Un seul point reste donc à éclaircir. Les seigneurs de Châtillon étaient-ils les seuls maîtres de Bainson? Sur cette dernière question, le savoir si connu d’André Duchesne fait autorité : aux yeux du grave historien, le seigneur qui aliéna le fief de Bainson au profit du chapitre de Soissons, le même qui consentit ensuite à la cession faite aux moines de Coincy, en un mot, Miles, seigneur de Châtillon et de Bazoches, est le père du pape Urbain II.

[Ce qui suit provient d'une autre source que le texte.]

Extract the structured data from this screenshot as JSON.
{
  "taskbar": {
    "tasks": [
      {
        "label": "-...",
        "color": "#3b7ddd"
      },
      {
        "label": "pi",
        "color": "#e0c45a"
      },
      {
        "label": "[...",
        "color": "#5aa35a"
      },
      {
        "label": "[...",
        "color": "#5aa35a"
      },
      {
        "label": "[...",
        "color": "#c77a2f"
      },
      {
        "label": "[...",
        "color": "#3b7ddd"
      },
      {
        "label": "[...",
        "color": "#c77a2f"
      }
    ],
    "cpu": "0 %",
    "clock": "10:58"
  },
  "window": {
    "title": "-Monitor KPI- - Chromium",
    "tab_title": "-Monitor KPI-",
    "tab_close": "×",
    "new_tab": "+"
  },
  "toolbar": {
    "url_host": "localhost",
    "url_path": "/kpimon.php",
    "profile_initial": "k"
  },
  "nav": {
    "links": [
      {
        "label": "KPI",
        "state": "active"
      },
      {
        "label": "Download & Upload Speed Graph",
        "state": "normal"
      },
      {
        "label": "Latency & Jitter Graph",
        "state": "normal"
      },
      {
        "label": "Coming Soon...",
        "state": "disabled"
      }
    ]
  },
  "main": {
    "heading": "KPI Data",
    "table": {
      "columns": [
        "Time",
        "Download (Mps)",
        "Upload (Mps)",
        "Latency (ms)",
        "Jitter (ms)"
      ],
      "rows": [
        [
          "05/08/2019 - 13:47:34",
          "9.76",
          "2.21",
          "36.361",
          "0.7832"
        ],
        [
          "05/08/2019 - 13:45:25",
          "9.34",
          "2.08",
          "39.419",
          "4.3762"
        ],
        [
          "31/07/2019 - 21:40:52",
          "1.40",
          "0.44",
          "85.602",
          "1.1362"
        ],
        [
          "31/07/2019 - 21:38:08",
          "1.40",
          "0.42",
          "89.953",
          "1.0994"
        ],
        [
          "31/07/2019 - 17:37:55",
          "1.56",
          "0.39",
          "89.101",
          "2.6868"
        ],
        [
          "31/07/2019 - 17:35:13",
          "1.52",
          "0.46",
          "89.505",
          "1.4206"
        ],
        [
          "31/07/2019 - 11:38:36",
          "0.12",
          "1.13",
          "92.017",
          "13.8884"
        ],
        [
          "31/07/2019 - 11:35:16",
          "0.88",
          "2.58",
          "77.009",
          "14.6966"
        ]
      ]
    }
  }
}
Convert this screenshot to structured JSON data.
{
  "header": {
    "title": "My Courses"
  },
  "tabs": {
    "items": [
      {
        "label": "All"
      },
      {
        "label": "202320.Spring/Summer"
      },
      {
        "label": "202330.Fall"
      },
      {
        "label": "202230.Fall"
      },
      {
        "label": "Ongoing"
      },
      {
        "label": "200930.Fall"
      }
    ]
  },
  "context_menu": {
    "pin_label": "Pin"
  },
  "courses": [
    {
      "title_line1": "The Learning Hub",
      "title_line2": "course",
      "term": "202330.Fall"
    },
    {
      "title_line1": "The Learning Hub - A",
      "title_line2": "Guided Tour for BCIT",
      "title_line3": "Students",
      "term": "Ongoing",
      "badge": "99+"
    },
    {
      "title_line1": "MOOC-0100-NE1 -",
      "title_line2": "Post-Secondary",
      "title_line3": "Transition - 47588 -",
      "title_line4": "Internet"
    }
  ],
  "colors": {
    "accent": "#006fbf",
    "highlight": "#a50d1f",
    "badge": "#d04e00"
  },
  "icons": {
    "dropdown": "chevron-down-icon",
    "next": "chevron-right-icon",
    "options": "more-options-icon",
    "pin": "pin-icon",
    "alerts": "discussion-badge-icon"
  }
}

En résumant cette esquisse, aride mais nécessaire, il résulte, de l’aveu unanime de tous les historiens, qu’Urbain II est certainement né à Châtillon-sur-Marne, ou dans son voisinage le plus rapproché ; que ses ancêtres, et particulièrement son père, possédaient la seigneurie de Bainson, comme le prouve la lettre apostolique; et enfin ce dernier point plus conjectural, mais reposant sur une tradition de plusieurs siècles et sur des témoignages d’une haute gravité, que le prieur de Cluny se rattache par des liens solides à la maison de Châtillon. On connaît l’éclat jeté par cette famille célèbre; aucune illustration ne lui a manqué ; et dans les annales de notre pays on la retrouve toujours mêlée aux plus grands événements: il n’est pas de batailles, pas de traités où ne figure quelques-uns de ses représentants qui se sont particulièrement distingués dans les croisades. Cette noble race a compté de grands capitainés, de vertueux prélats, des connétables, des chanceliers: sa puissance politique et sa prospérité croissante lui ont valu les alliances les plus brillantes avec les maisons souveraines de Bourbon, de Lorraine, dé Hainaut, d’Espagne et de Brabant. Comme couronnement à toutes ces gloires, elle méritait de voir un de ses membres élevé au pontificat suprême, prendre place parmi les successeurs du pêcheur de Galilée.